Scientists at the Massachusetts Institute of Technology (MIT) have developed a computational tool that can predict mutations to help create better proteins. The tool facilitates the creation of improved versions of proteins through strategic mutations and could offer significant advancements in neuroscience research and medical applications. One common procedure for producing improved proteins involves introducing random mutations to a natural protein over multiple rounds until an optimized version of the protein is generated. While this method has been successful for many proteins, others have proven more difficult to optimize.
The model, developed at MIT, identified mutations that could improve green fluorescent protein (GFP) and a protein from adeno-associated virus (AAV), a vehicle for gene therapy. The team trained a type of model known as a convolutional neural network (CNN) on experimental data from GFP sequences and their corresponding brightness. The CNN could draw a fitness landscape — a three-dimensional map showing how much a protein differs from the original sequence and a measure of the protein’s fitness — based on relatively limited data, taken from about 1,000 variations of GFP.
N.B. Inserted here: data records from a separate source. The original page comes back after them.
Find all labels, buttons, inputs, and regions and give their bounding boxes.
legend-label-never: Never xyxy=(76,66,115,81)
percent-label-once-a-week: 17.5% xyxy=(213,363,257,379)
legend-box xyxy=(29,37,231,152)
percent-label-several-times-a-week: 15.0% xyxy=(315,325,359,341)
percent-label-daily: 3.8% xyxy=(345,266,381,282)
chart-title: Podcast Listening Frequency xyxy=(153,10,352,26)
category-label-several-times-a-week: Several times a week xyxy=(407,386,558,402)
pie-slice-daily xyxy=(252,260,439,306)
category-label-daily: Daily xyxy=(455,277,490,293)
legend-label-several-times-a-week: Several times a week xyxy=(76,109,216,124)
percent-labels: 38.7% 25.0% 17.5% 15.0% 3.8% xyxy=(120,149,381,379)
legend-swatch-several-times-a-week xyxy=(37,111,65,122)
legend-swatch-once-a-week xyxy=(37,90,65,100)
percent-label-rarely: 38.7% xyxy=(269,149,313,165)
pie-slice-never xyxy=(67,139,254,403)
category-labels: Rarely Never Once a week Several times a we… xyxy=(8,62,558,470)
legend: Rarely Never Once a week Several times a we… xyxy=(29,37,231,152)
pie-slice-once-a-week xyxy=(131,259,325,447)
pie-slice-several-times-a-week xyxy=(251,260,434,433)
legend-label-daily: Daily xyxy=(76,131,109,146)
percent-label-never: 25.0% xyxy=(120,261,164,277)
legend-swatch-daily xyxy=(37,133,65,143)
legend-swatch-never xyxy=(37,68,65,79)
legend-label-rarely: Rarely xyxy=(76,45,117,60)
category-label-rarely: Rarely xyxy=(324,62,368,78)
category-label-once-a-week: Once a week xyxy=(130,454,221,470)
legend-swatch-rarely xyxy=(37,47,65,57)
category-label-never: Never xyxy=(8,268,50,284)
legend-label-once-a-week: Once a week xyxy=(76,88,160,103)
Though this landscape can include peaks that represent fitter proteins and valleys for less fit ones, determining the path a protein must follow to reach optimum fitness can be challenging, as it may require less fit mutations first. The team used an existing technique to smooth the landscape, retrained the CNN, and found it reached higher fitness peaks more easily. The modified model was able to predict advanced GFP sequences with seven different amino acids from the original protein sequence.
The researchers also successfully applied the technique in identifying new sequences for the viral capsid of adeno-associated virus (AAV), often used to deliver DNA. Furthermore, the tool was able to optimize the AAV capsid for its DNA packaging capability.
Although GFP and AAV served as proofs of concept and are well-characterized, the tool is expected to be useful for other protein engineering efforts. It is hoped that the technique can be used on data on voltage indicator proteins, which are crucial for observing neuron activity in mammalian cells without the need for electrodes.
The tool offers hope that using smaller datasets could establish a model in silico, potentially leading to better predictions than two decades of manual testing. While many labs have been working on this issue for decades, no satisfactory solution has been found as yet.
The study, by researchers from many centers and under diverse missions at MIT, is supported by several funding bodies including the National Science Foundation, the Howard Hughes Medical Institute, the U.S. Office of Naval Research, the Machine Learning for Pharmaceutical Discovery and Synthesis consortium, and the DARPA Accelerated Molecular Discovery program.